One of the challenges faced by many companies is to not have a vision or not knowing where to start. Also, there are some unique challenges when it comes to using hyper-personalization to deliver a tailored experience. First, at the core of hyper-personalization is data.


There are challenges in collecting data from all the sources. You don’t want to miss data about a change of mind during the customer journey. The next challenge is the turnaround time in getting the data ingested for processing.


You would want things to be in real-time, but the reality is that it takes a lot of cost and engineering efforts to make the data available for processing in real-time. The ROI is not effective so many brands trade off with near real-time updates. But you must do it before your competitor does it!
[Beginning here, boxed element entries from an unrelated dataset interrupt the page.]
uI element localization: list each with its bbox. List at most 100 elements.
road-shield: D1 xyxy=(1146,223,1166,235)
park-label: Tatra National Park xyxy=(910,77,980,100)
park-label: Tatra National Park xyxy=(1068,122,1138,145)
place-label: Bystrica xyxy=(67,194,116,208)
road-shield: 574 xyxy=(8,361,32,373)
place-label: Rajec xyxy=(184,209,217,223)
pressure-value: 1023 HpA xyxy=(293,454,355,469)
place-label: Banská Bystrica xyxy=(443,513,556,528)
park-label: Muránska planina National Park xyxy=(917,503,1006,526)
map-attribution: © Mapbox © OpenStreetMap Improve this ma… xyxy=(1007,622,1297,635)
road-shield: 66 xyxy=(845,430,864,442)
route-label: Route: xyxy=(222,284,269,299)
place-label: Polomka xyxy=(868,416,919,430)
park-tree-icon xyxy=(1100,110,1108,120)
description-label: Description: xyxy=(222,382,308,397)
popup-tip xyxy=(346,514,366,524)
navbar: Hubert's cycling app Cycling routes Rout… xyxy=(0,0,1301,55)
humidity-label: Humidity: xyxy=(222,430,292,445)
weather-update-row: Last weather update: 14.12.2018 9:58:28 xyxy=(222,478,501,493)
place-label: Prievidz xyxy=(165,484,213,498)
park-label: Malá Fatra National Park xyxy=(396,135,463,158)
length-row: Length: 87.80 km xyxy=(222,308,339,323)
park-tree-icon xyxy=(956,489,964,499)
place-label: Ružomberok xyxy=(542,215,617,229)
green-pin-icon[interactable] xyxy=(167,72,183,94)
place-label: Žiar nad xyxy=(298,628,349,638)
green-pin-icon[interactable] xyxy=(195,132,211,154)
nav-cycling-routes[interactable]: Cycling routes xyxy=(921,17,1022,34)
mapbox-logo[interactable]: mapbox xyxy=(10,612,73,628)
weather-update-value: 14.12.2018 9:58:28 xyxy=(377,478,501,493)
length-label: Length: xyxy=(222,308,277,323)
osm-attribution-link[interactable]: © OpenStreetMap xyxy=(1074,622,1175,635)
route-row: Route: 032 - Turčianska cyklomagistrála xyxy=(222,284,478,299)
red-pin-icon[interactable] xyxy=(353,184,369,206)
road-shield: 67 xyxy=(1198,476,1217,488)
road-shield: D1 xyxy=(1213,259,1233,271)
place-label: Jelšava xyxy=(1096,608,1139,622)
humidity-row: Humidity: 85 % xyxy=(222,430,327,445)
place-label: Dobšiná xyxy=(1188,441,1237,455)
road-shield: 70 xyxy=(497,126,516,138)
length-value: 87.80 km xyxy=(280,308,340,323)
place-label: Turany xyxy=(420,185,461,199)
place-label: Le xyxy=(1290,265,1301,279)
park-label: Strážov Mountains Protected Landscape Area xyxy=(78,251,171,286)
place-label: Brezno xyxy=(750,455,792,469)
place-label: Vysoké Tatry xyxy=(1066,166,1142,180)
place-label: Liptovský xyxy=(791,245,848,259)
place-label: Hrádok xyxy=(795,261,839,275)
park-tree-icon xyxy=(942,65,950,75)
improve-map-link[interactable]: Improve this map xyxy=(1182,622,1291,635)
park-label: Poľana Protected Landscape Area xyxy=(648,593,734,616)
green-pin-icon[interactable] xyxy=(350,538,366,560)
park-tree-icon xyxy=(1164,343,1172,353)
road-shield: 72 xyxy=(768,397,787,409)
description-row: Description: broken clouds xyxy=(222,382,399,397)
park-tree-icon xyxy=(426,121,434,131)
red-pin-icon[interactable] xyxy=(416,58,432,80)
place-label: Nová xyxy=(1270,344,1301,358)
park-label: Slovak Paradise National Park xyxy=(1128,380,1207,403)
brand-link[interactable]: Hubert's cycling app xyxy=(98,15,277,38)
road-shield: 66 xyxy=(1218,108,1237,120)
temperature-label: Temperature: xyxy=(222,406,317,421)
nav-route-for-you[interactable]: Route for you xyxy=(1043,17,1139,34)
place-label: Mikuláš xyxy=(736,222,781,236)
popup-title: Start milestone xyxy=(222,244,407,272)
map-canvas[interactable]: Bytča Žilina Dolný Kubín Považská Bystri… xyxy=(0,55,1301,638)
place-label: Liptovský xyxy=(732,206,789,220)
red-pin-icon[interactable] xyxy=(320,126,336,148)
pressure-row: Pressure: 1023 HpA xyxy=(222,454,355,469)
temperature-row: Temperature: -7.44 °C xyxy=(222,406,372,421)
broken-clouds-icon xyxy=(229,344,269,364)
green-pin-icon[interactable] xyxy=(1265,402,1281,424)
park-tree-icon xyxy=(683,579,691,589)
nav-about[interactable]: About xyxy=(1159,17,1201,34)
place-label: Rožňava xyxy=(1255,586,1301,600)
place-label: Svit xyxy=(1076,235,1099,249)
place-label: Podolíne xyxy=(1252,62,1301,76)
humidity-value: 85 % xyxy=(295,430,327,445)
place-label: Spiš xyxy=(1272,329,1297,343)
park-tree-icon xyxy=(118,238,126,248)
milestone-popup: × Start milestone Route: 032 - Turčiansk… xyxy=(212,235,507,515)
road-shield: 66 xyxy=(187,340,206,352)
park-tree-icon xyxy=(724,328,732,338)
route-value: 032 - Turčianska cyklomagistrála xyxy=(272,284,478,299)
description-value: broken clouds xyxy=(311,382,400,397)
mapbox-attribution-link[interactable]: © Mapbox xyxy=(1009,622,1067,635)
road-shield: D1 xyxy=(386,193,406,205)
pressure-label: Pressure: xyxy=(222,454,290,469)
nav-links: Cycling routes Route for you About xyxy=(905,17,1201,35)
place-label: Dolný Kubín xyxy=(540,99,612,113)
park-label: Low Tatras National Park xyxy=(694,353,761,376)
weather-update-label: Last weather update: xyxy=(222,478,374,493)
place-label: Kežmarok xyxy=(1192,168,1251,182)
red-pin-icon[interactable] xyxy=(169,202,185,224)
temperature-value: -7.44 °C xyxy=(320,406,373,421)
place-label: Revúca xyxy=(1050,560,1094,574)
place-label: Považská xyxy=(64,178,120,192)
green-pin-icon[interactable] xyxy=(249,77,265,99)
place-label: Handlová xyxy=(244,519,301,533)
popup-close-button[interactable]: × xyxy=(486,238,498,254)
Some other challenges are the quality of data, the ability to fine-tune the output, and training the models to embed the voice of your brand in it. Making sure that the hyper-personalized experience is right for the customer is another challenge. Informing customers about the use of data and consent from customers is equally important.

How to Overcome Common Challenges?

Creating a roadmap for hyper-personalization will likely be the first step. Overcoming the challenges is also an opportunity to get to know your customers. You must understand that there are customers who are going to produce data that will suddenly signal a change of mind, lose interest without any reason, or not open your notifications for days.


These events are input to your LLMs and these help to fine-tune individualized experiences.


That is why it is best to start small, learn, improve, test, and fine-tune the hyper-personalized experience for a small set of customers. Once you have the experience tailored to a certain group of customers, you should then plan to expand the range of customers who benefit from hyper-personalization.


Also, it is ideal to roll out the features in phases and get the customer acquainted with the brand’s new initiatives. You would want to gradually offer new experiences like recommendations, personalized chatbots, ads, etc. If you don’t have the data to train your model, you must wait until you have enough confidence. Things can go wrong if you don’t have the right testing process for new personalized features.


It is important to understand that at the core of these experiences is a digital experience platform (like Sitecore) that composes the experience for the customer.